Cheers, and call if you ever need to talk, Guinter

Nichole said...

Erin,
Our thoughts and prayers are with you in this extremely difficult time. Losing a father too early is a tragedy. Please know that Pete and I are here for you and are thinking of you and your family every day! While I am sure you have heard this so many times in the past hours and will here it again and again, please let us know if you need anything! I truly do mean anything! Even just to talk with someone who has been there!
All our love!!!
Nichole and Pete

Unknown said...

I never got to meet your father and for that I am at a loss. I went with you to Wellsville once. Back in 95 we took my late fathers truck over some of the craziest roads I had ever been on. Driving a stick shift ford ranger that I'll admit was not very easy for me to drive. Through the mountains to go to your folks house. I met your mother briefly and we then went to the local distributor for a case and some snacks for the road. I clearly remember coming away from that trip with a defined understanding of you Erin. You and your upbringing, which of course makes you, you. I miss those times and I miss you.
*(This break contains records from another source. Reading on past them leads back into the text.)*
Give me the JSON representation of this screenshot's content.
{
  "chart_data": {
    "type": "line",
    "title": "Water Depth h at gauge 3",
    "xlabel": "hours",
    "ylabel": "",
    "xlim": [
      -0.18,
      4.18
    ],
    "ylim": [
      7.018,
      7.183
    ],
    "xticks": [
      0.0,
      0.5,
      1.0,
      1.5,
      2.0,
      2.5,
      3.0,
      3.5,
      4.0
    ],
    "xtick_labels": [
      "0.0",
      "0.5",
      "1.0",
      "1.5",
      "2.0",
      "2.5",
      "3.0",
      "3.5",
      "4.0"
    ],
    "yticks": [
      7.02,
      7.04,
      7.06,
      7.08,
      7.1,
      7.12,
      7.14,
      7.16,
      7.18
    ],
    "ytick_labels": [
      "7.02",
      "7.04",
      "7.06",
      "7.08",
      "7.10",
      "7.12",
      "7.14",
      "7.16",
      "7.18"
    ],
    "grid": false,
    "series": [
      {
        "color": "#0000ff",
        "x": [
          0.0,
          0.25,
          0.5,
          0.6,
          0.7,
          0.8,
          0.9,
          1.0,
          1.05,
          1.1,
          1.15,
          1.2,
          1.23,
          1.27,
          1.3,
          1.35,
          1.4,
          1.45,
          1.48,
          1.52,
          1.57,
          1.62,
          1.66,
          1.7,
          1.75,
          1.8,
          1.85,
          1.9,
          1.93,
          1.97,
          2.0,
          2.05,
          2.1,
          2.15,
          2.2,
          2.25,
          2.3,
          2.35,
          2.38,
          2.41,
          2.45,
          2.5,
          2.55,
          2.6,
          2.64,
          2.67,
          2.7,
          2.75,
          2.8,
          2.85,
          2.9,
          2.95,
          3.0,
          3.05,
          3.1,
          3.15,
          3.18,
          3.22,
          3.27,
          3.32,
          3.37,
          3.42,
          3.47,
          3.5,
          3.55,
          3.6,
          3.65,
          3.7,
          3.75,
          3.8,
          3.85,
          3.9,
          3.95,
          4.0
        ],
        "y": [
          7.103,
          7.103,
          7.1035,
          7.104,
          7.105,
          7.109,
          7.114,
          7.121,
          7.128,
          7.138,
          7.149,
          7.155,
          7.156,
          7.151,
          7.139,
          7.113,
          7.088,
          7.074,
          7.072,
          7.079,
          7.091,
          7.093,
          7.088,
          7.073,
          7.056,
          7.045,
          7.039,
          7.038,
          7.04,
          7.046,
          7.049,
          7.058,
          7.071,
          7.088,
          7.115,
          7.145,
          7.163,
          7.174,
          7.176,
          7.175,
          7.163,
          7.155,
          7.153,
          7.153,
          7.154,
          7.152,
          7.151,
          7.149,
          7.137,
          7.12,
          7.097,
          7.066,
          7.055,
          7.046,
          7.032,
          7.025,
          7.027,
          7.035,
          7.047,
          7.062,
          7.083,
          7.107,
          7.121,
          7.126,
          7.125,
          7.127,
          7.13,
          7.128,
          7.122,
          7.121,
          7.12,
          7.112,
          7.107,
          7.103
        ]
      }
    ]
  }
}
I am truly sorry to hear of your loss. I know the pain you feel and the sorrow in your heart. But I also know the joy you feel for having gotten to spend all those wonderful times with him. It is at this time that those memories become so important, so cherished, so amazing.

My heart goes out to your entire family, your friends and anyone that feels the tremors from this loss.

Anonymous said...

I met Dennis O'Connor for the first time at my wedding. As Mike and I were walking back the aisle at the end of the ceremony, Dennis stood up from the back pew, stopped us and began reciting an Irish Blessing. I could tell instantly that he was a friendly, warm, genuine individual...and very enthusiastic, as I later experienced as he whisked me around the dance floor at the reception! He certainly added to the happiness of our special day and I will always remember him for that.

I may not have many shared memories with Dennis O'Connor, but I am grateful for meeting him and he will be missed.

You are in our thoughts and prayers

-Natalie McCullen

Unknown said...

I am so sorry to hear about your dad. He was such a wonderful person to be around; always welcoming and generous. Some of my fondest memories of high-school include the parties at his place and getting roped into Euchre when I only stopped by looking for you. It seemed Dennis could identify with everyone, so much so I would call it a gift. There are few like him and he will be sadly missed.